Retry service handling of non-Initial

[martinduke]

In Section 7:
"Retry services MUST forward all QUIC packets that are not of type Initial or 0-RTT. Other packet types might involve changed IP addresses or connection IDs, so it is not practical for Retry Services to identify such packets as valid or invalid."

MUST is too strong. If it keeps any state (i.e. tracking 4-tuples) it can drop non-initial packets. (However, this would make migration not work).

If the Retry Service is in front of a QUIC-LB load balancer, the LB will drop random 1-RTT packets but not Handshake and 0-RTT unless it is version-aware, so passing 1-RTT is "safe."

If the Retry Service is behind the load balancer, which is probably better because LBs are often NATs, then random 1-RTT is already dropped and it is safe to forward 1-RTT to preserve migration.

If there's a non QUIC-LB load balancers, migration doesn't work anyway; might as well drop it.

If it's a single server and the CIDs are random, admitting 1-RTT is weakening the DoS defense.

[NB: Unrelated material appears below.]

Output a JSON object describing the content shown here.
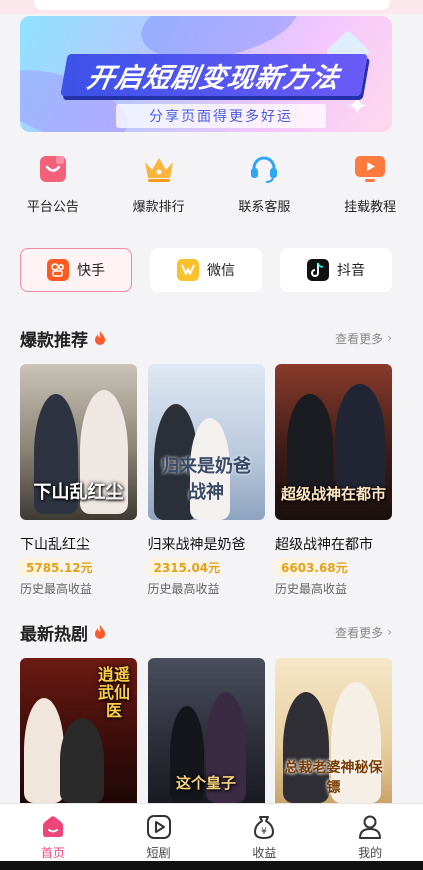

And then there is the issue with QUIC versions and admitting/dropping them, which is hard to adjudicate with short headers.

[nibanks]

I don't know. Do you have a case where Retry services should not forward those packets? I don't want this to be a source of ossification because of a possibly incorrect assumption about placement of the retry service in the pipeline.

[martinduke]

Well, the reason to not forward them is to block DDoS vectors. A garbage Handshake or 1-RTT packets is at least easily discarded by the server without much in the way of processing. I would actually appreciate some input from your Azure contacts about this; is filtering non-SYN packets important today?

[nibanks]

Here's the data I can provide: As I understand it, the DDoS would be in front of the LB. It's all in hardware so it's update cycle could be very long, so any logic added there could effectively be written in stone for many years. So, I really want to be careful about any assumptions here. If we get it wrong for a future version, either all of Azure might end up breaking/preventing future versions/features or we'd have to completely disable and lose the protection.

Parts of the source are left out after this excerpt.